Srour ha molti dei suoi parenti, tra cui i fratelli, in Siria. Segue quindi la vicenda con molta preoccupazione. La Siria è un mosaico di 37 fazioni religiose diverse, caratteristica comune a molti Paesi arabi e che ne spiega l’instabilità (ad eccezione di Paesi come la Turchia o l’Iran, che hanno una lunga tradizione statale); ma gli ultimi 14 anni di storia hanno reso la situazione ancora più drammatica: martoriata da una guerra civile che, a fasi alterne, è andata avanti dal 2011, con diversi attori che si sono alternati nel ruolo di protagonisti (si ricordi l’ISIS, che, tra il 2013 e il 2014, aveva proclamato la nascita del Califfato in una zona vastissima che si estendeva tra l’Iraq e la Siria). Solo l’intervento decisivo della Russia negli ultimi mesi del 2015, insieme al sostegno di Teheran, avevano evitato la capitolazione di Assad. Ma da allora la situazione non si è mai normalizzata. Come se una guerra intestina più che decennale non fosse sufficiente, il devastante terremoto dell’anno scorso ha ulteriormente aggravato la situazione.
Il risultato di questo conflitto è stata la fuga di circa 5 milioni di siriani dal Paese. La maggior parte di loro è andata – o almeno ha provato – a cercare rifugio in Europa. E basta dare un’occhiata ai dati per comprendere le ragioni di questa fuga di massa: 350.209 persone sono state uccise nel conflitto in Siria tra marzo 2011 e marzo 2021 (Unicef). Quasi una persona su 13 era un bambino. 7,2 milioni di persone sono sfollati interni; l’insicurezza alimentare colpisce almeno il 60% della popolazione e il 45% beve dell’acqua dall’origine non sicura. Quasi 2,5 milioni di bambini non vanno a scuola (Save the Children).

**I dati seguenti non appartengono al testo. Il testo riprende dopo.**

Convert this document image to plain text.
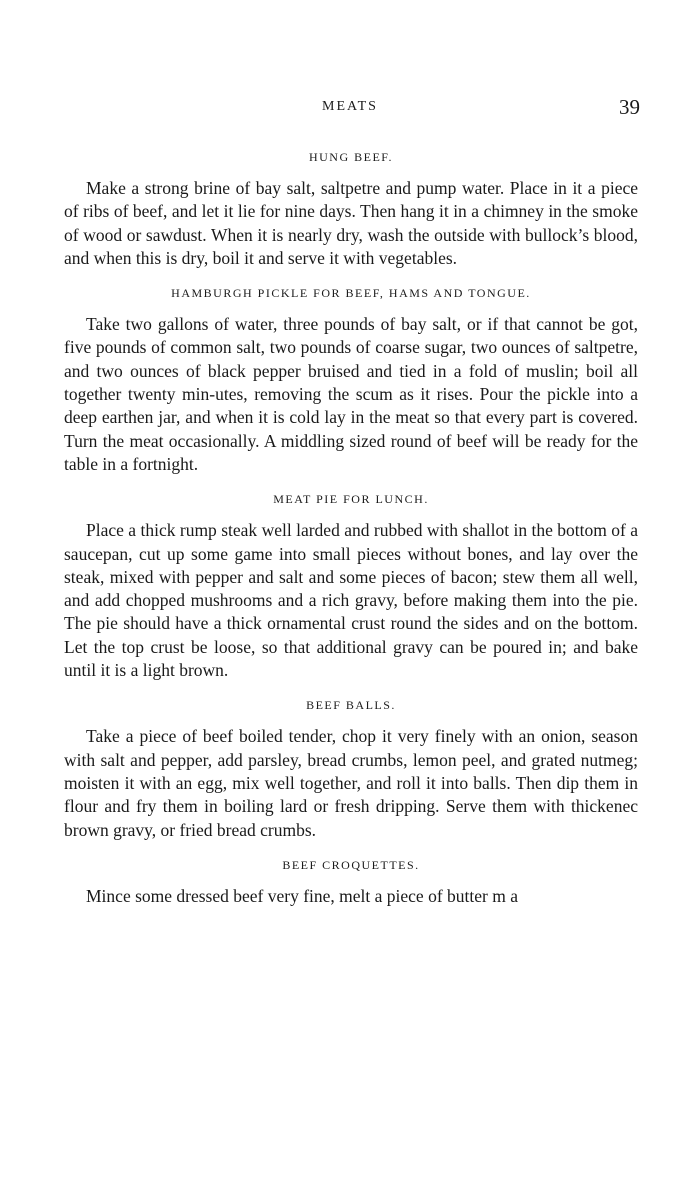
MEATS	39
HUNG BEEF.

Make a strong brine of bay salt, saltpetre and pump water. Place in it a piece of ribs of beef, and let it lie for nine days. Then hang it in a chimney in the smoke of wood or sawdust. When it is nearly dry, wash the outside with bullock’s blood, and when this is dry, boil it and serve it with vegetables.

HAMBURGH PICKLE FOR BEEF, HAMS AND TONGUE.

Take two gallons of water, three pounds of bay salt, or if that cannot be got, five pounds of common salt, two pounds of coarse sugar, two ounces of saltpetre, and two ounces of black pepper bruised and tied in a fold of muslin; boil all together twenty min-utes, removing the scum as it rises. Pour the pickle into a deep earthen jar, and when it is cold lay in the meat so that every part is covered. Turn the meat occasionally. A middling sized round of beef will be ready for the table in a fortnight.

MEAT PIE FOR LUNCH.

Place a thick rump steak well larded and rubbed with shallot in the bottom of a saucepan, cut up some game into small pieces without bones, and lay over the steak, mixed with pepper and salt and some pieces of bacon; stew them all well, and add chopped mushrooms and a rich gravy, before making them into the pie. The pie should have a thick ornamental crust round the sides and on the bottom. Let the top crust be loose, so that additional gravy can be poured in; and bake until it is a light brown.

BEEF BALLS.

Take a piece of beef boiled tender, chop it very finely with an onion, season with salt and pepper, add parsley, bread crumbs, lemon peel, and grated nutmeg; moisten it with an egg, mix well together, and roll it into balls. Then dip them in flour and fry them in boiling lard or fresh dripping. Serve them with thickenec brown gravy, or fried bread crumbs.

BEEF CROQUETTES.

Mince some dressed beef very fine, melt a piece of butter m a
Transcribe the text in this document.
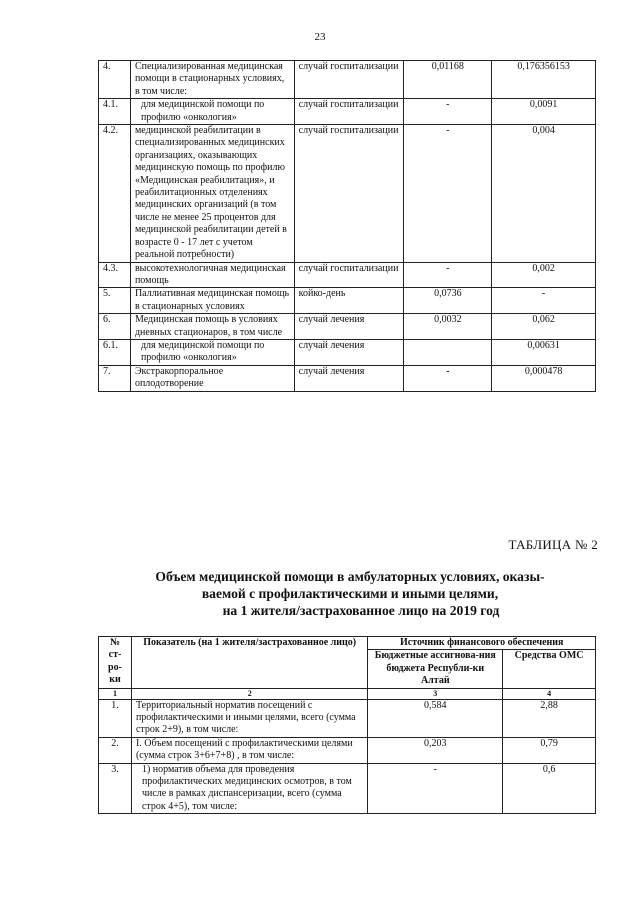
23
4.	Специализированная медицинская помощи в стационарных условиях, в том числе:	случай госпитализации	0,01168	0,176356153
4.1.	для медицинской помощи по профилю «онкология»	случай госпитализации	-	0,0091
4.2.	медицинской реабилитации в специализированных медицинских организациях, оказывающих медицинскую помощь по профилю «Медицинская реабилитация», и реабилитационных отделениях медицинских организаций (в том числе не менее 25 процентов для медицинской реабилитации детей в возрасте 0 - 17 лет с учетом реальной потребности)	случай госпитализации	-	0,004
4.3.	высокотехнологичная медицинская помощь	случай госпитализации	-	0,002
5.	Паллиативная медицинская помощь в стационарных условиях	койко-день	0,0736	-
6.	Медицинская помощь в условиях дневных стационаров, в том числе	случай лечения	0,0032	0,062
6.1.	для медицинской помощи по профилю «онкология»	случай лечения		0,00631
7.	Экстракорпоральное оплодотворение	случай лечения	-	0,000478
ТАБЛИЦА № 2
Объем медицинской помощи в амбулаторных условиях, оказы-
ваемой с профилактическими и иными целями,
на 1 жителя/застрахованное лицо на 2019 год
№ ст-ро-ки	Показатель (на 1 жителя/застрахованное лицо)	Источник финансового обеспечения	
		Бюджетные ассигнова-ния бюджета Республи-ки Алтай	Средства ОМС
1	2	3	4
1.	Территориальный норматив посещений с профилактическими и иными целями, всего (сумма строк 2+9), в том числе:	0,584	2,88
2.	I. Объем посещений с профилактическими целями (сумма строк 3+6+7+8) , в том числе:	0,203	0,79
3.	1) норматив объема для проведения профилактических медицинских осмотров, в том числе в рамках диспансеризации, всего (сумма строк 4+5), том числе:	-	0,6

Dunque, la Siria ha un eccezionale bisogno di stabilità, ne hanno bisogno gli uomini, le donne ed i bambini che ancora non sono fuggiti dal Paese, rischiando la vita ogni giorno. Da un posto così lontano come l’Abruzzo si è diffuso un messaggio di calma e collaborazione con le nuove forze che si apprestano a governare il Paese. Basterà? Non lo sappiamo, certamente, però, il proseguimento della guerra civile è impensabile. Molti siriani metterebbero a rischio l’unica cosa che gli è rimasta: la propria vita.